Adjectives in -κός Derived from Proper Names.

These in the main denote things rather than persons. There are a dozen exceptions in the extant literature before Aristophanes. This number does not include the Persian word Δροπικοί (Hdt. I 125) nor the Italic 'orfpiKoi (I 94; IV 49), nor the neuter ἀνδράποδα Ὑκκαρικά (Thuc. VII, 13, 2), since no other adjective with a neuter form was available; nor does it embrace a long list of adjj. in -κός modifying such collective nouns as γένος, ἔθνος, λεώς, στράτευμα, or used in the neuter with the article in the sense of a collective. The exceptions follow: Ζεῦ Πελασγικέ Hom. Il. XVI 233—"no approach here to the later meaning of the suffix" (Monro); ἀνάκτων Τρωικῶν [Eur.] Rhes. 738—a Homeric reminiscence; κοιράνοισι Πυθικοῖς Eur. Ion. 1219, μάντεσιν Πυθικοῖς Andr. 1103—the epithet Πύθιος belongs to Apollo, cf. Aesch. Ag. 509, Cho. 1030; Λιβυστικαῖς γυμαιξίν[1] Aesch. Suppl. 279, τόνδ᾽ Ἀχαϊκὸν λάτριν Eur. Tro. 707—cf. Dittenberger, Hermes XLII 31 sq., 161 sq.; Ἀττικὰς θεραπαῖνας Hdt.
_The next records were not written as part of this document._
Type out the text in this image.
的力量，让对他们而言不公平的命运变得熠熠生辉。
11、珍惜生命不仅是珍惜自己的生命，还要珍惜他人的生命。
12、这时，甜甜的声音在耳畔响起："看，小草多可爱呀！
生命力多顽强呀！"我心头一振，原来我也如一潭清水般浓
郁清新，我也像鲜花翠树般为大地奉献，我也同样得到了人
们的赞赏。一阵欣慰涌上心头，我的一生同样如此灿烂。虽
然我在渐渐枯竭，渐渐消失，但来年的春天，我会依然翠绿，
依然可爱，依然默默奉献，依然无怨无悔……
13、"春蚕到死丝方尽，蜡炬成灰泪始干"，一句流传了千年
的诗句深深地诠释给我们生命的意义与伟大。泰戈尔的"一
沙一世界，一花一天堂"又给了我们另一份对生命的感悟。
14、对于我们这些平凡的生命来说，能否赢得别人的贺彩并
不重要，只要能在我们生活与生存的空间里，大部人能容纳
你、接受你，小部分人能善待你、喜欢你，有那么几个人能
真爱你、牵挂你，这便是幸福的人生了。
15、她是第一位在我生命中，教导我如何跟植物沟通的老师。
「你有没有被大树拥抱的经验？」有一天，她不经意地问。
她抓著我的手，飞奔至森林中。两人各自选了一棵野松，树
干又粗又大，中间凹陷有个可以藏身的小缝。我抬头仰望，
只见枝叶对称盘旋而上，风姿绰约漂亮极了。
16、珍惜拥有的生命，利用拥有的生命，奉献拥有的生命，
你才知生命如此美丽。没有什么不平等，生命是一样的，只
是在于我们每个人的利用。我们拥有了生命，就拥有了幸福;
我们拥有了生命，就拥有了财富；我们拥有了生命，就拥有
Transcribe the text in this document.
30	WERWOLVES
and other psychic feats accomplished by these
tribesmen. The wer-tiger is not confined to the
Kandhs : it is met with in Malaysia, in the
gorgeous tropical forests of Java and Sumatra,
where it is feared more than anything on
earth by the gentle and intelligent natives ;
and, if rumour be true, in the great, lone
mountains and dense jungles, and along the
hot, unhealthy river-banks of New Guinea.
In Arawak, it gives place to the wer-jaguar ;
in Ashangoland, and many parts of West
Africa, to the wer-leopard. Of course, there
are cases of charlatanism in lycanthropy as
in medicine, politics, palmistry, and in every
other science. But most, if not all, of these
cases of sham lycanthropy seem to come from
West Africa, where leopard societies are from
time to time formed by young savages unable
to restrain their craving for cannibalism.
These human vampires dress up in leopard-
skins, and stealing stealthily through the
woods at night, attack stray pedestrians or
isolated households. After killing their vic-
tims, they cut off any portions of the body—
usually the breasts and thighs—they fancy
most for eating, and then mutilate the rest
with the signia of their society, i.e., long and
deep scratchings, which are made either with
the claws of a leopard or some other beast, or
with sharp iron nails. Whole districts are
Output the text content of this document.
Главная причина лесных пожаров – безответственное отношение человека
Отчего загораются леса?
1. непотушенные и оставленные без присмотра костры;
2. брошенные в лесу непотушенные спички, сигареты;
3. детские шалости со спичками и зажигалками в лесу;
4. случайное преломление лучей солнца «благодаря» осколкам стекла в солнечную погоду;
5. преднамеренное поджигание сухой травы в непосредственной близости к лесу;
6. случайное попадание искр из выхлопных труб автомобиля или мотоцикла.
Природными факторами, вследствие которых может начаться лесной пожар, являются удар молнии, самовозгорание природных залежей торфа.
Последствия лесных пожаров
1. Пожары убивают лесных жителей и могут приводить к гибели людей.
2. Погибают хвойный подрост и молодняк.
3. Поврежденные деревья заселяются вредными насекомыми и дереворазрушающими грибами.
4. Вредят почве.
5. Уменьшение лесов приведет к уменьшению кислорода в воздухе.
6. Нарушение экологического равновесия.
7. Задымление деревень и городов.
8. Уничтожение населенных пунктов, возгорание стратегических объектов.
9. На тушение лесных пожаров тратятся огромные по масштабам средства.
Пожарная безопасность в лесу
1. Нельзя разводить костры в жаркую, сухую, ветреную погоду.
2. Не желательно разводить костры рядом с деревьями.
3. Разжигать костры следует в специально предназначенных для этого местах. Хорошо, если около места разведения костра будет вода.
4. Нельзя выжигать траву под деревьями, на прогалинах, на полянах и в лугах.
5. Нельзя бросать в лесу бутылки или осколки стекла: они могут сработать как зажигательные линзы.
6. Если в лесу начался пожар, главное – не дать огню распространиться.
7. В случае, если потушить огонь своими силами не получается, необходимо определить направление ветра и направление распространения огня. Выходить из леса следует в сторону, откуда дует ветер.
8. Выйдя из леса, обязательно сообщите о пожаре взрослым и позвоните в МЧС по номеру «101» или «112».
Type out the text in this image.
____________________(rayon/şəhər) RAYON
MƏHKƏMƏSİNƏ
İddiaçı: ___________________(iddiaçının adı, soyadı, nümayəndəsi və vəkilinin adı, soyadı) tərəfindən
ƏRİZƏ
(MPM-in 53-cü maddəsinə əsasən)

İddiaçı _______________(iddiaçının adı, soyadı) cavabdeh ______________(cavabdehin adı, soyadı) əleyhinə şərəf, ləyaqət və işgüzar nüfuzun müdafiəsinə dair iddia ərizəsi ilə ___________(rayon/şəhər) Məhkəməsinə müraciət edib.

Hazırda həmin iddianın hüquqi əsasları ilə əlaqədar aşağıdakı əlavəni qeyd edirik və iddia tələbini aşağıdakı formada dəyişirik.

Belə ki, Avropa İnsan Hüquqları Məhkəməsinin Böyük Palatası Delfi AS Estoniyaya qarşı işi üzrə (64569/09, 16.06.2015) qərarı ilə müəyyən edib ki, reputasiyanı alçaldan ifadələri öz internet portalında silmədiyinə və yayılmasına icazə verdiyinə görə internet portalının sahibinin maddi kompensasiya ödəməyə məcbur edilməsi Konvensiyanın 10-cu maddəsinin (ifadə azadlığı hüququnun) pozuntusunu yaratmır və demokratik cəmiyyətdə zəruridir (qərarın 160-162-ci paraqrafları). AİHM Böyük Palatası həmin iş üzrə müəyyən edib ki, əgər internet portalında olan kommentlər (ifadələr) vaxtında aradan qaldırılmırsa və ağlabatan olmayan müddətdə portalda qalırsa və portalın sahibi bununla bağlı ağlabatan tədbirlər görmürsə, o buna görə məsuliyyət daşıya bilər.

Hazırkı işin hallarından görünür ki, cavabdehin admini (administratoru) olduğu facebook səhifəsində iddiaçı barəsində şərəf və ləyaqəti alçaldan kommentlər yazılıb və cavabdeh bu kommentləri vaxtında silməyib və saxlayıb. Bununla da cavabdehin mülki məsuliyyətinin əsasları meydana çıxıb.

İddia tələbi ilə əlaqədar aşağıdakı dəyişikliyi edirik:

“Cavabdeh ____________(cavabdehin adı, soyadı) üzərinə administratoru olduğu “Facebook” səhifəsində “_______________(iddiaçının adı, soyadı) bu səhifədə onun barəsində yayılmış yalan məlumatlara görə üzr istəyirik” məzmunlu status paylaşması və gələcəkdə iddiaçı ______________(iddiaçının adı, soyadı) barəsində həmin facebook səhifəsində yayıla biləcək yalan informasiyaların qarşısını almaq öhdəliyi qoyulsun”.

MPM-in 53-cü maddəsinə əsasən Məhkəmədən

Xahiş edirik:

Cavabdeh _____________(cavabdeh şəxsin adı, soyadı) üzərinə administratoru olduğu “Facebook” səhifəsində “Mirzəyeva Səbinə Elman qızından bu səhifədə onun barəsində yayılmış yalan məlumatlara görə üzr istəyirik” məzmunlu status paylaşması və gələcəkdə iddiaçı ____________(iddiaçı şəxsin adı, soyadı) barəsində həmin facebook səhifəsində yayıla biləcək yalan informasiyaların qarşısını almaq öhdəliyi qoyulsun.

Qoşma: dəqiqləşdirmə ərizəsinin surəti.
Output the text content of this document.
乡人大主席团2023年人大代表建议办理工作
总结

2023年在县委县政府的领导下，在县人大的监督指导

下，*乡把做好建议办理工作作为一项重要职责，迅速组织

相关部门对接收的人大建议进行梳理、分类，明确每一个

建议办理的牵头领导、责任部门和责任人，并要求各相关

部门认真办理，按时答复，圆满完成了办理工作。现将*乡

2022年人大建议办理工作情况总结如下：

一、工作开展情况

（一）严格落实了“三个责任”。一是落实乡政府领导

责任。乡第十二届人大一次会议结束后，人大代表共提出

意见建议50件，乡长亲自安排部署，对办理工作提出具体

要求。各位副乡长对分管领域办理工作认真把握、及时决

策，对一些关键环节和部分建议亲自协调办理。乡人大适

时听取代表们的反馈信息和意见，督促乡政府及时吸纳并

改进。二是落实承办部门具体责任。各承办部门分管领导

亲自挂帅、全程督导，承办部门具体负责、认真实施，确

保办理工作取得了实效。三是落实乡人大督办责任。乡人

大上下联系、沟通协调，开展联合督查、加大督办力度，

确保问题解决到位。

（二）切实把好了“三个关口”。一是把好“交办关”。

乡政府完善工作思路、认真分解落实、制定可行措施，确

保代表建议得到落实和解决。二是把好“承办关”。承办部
III 134—Ἀττική is the correct form of the feminine of Ἀθηναῖος, cf. Eustath. on Hom. Il., p. 84, 12, and Hermes XLII 10 sq.; τῶν ἄλλων Ἑλληνικῶν τυράννων Hdt. III 125, τῶν στρατηγῶν τῶν Περσικῶν IX 102—cf. Hermes XLII 20; Ἑλληνικοὶ θεοί Hdt. IV 108—'Greek-like' rather than 'Greek', i. e. 'having the attributes and qualities of the Greek gods' without being distinctly and wholly Greek;[2] Ἀττικός Solon 2 (Bergk)—used in place of Ἀθηναῖος for the sake of the sneer; and Ἀττικοί Alcae. 32 expresses perhaps the same contempt, but the text is uncertain.

  1. Cf. Λιβύσσας γυναικός Pind. P. IX 182.
  2. Cf. θεοὶ οἱ Ἑλλήνιοι Hdt. V 49 and 92 fin., Ζεὺς Ἑλλήνιος Hdt. IX 7, Ar. Eq. 1253, πατὴρ Ἑλλάνιος Pind. N. V 10, and Ἀϑηνᾶ Ἑλληνία Aristot. Mirab Ausc. 108.